Die Anzeige ist geschlechtsneutral und altersunabhängig formuliert. Ein Schlussdatum für die Bewerbung wird nicht genannt.

Bemerkungen zum Inhalt des Beispiels

Die Heimgröße und die evtl. Stationen wird nicht genannt. Das kann zwei Gründe haben: es ist sehr klein oder die Größe wird im Umfaled als bekannt vorausgesetzt. Bewerber sollten sich dazu vorab anderweitig kundig machen.

Dass es in der Einrichtung Gesprächskreise gibt, kann mit dem Menschenbild oder der Führungsphilosophie des Betreibers zusammenhängen. Wahrscheinlich ist das selbst ein Anknüpfungspunkt für die Bewerbung, wenn man das gut findet oder Näheres dazu erfahren möchte.

Es fällt auf, dass dieser Arbeitgeber nicht tarifgebunden ist und wahrscheinlich auch keinem größeren Verband gleichartiger Arbeitgeber angehört. Allerdings kann das dazu führen, dass über viele Punkte des Arbeitsvertrags extra gesprochen werden muss, wenn sich jemand gegenüber ihrer/seiner jetzigen Position nicht verschlechtern möchte. Das beginnt bei der Gehaltshöhe.
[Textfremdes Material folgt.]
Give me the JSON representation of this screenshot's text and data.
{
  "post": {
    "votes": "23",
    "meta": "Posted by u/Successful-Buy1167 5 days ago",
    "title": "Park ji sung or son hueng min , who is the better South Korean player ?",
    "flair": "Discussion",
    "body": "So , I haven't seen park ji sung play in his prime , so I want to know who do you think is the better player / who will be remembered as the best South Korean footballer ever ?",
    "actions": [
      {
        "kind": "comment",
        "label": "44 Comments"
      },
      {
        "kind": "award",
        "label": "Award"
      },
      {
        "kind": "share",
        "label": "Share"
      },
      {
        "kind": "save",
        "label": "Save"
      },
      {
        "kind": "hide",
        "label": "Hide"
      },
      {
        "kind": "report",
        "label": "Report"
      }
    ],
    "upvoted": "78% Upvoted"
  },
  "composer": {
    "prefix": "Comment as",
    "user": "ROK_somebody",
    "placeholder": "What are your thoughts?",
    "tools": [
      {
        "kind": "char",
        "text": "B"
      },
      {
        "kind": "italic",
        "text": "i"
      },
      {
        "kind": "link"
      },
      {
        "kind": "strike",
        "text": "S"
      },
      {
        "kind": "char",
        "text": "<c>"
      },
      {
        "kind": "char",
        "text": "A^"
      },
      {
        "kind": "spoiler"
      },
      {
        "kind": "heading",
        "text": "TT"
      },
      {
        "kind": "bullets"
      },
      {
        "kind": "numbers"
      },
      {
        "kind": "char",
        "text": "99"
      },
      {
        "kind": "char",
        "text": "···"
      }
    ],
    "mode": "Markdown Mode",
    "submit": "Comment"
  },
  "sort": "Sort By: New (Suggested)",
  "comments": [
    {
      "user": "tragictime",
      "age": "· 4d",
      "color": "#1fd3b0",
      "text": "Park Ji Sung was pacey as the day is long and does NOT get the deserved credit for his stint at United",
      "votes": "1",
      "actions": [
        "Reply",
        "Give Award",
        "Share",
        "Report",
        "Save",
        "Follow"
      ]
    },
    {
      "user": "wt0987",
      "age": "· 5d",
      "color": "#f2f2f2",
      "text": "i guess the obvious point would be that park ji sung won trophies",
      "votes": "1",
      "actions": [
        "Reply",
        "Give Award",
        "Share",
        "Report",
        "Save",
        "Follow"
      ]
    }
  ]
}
Beachtlich ist auch die Aufzählung, was zu den Aufgaben gehören soll, weil sich darin neben Selbstverständlichem auch weniger oft genannte Punkte befinden. Vielleicht liegt es daran, dass es bei diesen Punkten in jüngster Vergangenheit Konflikte in der Einrichtung gab. (Wer ins seinen Arbeitszeugnissen oder mit seiner Berufserfahrung darauf indirekt antwortet, die/der punktet hierzu unausgesprochen.)

Eine Ansprechperson aus der Pflege wird ausdrücklich genannt - auch das ist nicht selbstverständlich.